La loi n° 14 autorise le Président de la République du Sénégal à approuver l'Accord de siège signé le 30 avril 1992 entre le Gouvernement du Sénégal et le Comité Africain du Conseil Mondial de la Paix (CA-CMP). Cet accord définit les conditions d'établissement du siège du CA-CMP à Dakar, incluant la reconnaissance de sa personnalité juridique, des privilèges et immunités, ainsi que des facilités accordées à ses fonctionnaires et activités.

Points clés

  • L'Assemblée nationale a adopté la loi en sa séance du 04 août 1993, autorisant l'approbation de l'Accord de siège.
  • Le CA-CMP est reconnu comme une organisation non gouvernementale internationale dotée de la personnalité juridique (capacité de contracter, d'acquérir des biens et d'ester en justice).
  • Le siège du Comité est fixé à Dakar, avec inviolabilité des locaux, documents et archives.
  • Exonérations fiscales et douanières pour les biens, revenus et transferts du Comité, sous réserve du respect de la législation sénégalaise.
  • Facilités pour les fonctionnaires du Comité : immunités de juridiction, exonération d'impôts sur les traitements, facilités de séjour et de change.
  • Règlement des différends par voie de négociation, avec entrée en vigueur provisoire dès la signature et définitive après accomplissement des formalités constitutionnelles.
  • Dénonciation possible avec effet six mois après notification écrite.
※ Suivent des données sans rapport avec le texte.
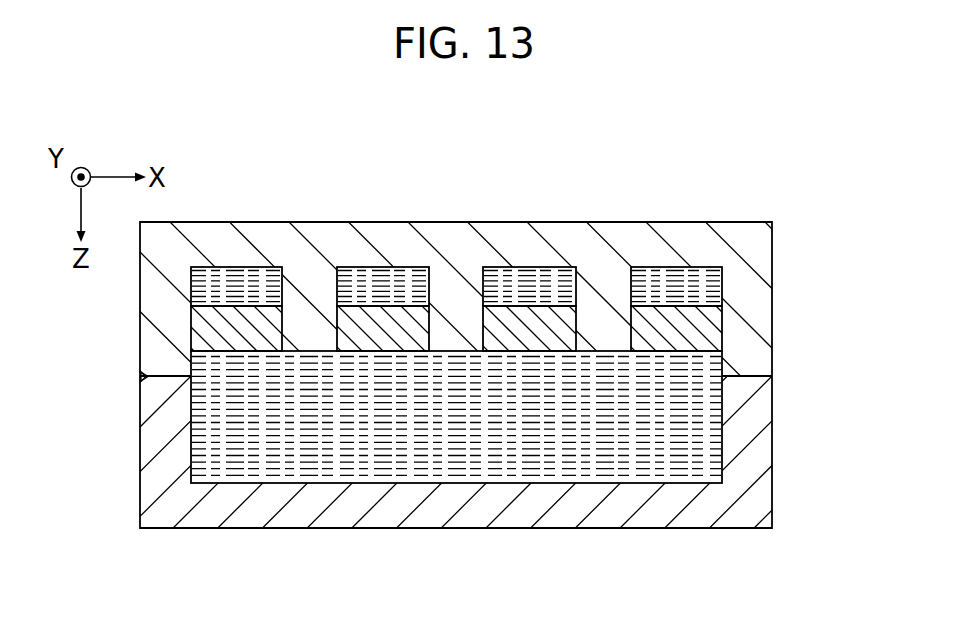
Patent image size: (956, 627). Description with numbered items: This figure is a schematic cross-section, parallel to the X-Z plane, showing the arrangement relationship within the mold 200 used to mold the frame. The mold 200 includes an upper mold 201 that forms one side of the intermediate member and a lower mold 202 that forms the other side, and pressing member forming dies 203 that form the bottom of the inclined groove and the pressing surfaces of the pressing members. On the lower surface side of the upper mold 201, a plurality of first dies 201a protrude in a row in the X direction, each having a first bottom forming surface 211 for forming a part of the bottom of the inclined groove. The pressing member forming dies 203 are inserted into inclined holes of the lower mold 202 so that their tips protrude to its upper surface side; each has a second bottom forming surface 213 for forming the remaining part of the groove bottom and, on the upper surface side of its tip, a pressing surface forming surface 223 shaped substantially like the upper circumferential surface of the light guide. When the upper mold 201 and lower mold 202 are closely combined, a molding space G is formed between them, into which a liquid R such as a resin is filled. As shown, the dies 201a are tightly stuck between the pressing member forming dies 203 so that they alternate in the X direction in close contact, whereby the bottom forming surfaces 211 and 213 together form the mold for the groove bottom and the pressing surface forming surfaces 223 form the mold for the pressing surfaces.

The mold 200 is at (695, 146).
The upper mold 201 is at (755, 263).
The first dies 201a is at (303, 265).
The lower mold 202 is at (755, 457).
The pressing member forming dies 203 is at (202, 339).
The first bottom forming surface 211 is at (307, 352).
The second bottom forming surface 213 is at (238, 352).
The pressing surface forming surface 223 is at (238, 305).
The liquid R is at (202, 428).
The molding space G is at (705, 420).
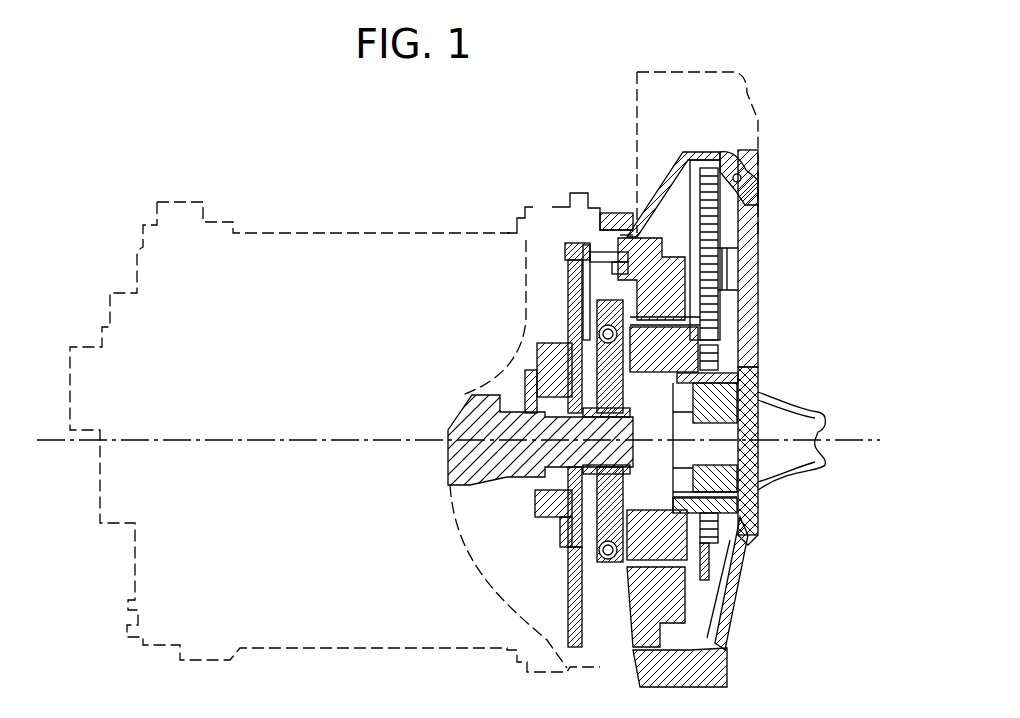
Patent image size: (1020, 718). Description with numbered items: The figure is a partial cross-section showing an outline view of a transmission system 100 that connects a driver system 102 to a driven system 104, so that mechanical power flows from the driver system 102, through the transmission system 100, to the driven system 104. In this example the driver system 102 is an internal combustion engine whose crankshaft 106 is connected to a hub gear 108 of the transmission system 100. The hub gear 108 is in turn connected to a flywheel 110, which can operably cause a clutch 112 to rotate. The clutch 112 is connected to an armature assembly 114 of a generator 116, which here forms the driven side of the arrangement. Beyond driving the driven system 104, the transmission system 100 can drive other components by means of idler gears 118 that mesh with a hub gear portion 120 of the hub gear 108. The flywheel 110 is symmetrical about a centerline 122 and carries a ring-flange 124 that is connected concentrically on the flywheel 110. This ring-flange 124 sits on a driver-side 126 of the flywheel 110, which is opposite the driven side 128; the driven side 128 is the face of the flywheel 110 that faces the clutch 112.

The transmission system 100 is at (795, 103).
The driver system 102 is at (772, 238).
The driven system 104 is at (265, 205).
The crankshaft 106 is at (767, 427).
The hub gear 108 is at (745, 530).
The flywheel 110 is at (702, 232).
The clutch 112 is at (605, 312).
The armature assembly 114 is at (468, 398).
The generator 116 is at (400, 290).
The idler gears 118 is at (713, 260).
The hub gear portion 120 is at (725, 557).
The centerline 122 is at (843, 440).
The ring-flange 124 is at (703, 610).
The driver-side 126 is at (718, 597).
The driven side 128 is at (630, 587).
Détails et éléments notables

  • Références juridiques :
    • Projet de loi n° 11/93.
    • Décret de présentation n° 93-778 du 24 juin 1993.
    • Accord de siège signé le 30 avril 1992.
  • Acteurs institutionnels :
    • Gouvernement de la République du Sénégal.
    • Comité Africain du Conseil Mondial de la Paix (CA-CMP).
    • Assemblée nationale (séance du 04 août 1993).
    • Ministère des Affaires étrangères et des Sénégalais de l'Extérieur.
  • Privilèges et immunités :
    • Exonération des droits de douane et taxes pour les produits importés pour usage officiel.
    • Immunité de juridiction pour les actes officiels des fonctionnaires.
    • Exonération d'impôts sur les traitements et émoluments (sauf pour les ressortissants sénégalais).
    • Facilités d'entrée et de séjour pour les fonctionnaires et participants aux activités du Comité.
  • Dispositions finales :
    • Entrée en vigueur provisoire dès la signature, définitive après formalités constitutionnelles.
    • Dénonciation possible avec effet six mois après notification écrite.
    • Révision de l'Accord possible à la demande d'une des parties.
  • Rapport parlementaire :
    • Examen par l'intercommission des Affaires étrangères et des Lois le 28 juillet 1993.
    • Adoption unanime du projet de loi sous réserve de corrections rédactionnelles.
    • Débats sur les exonérations fiscales et la clarté des termes de l'Accord.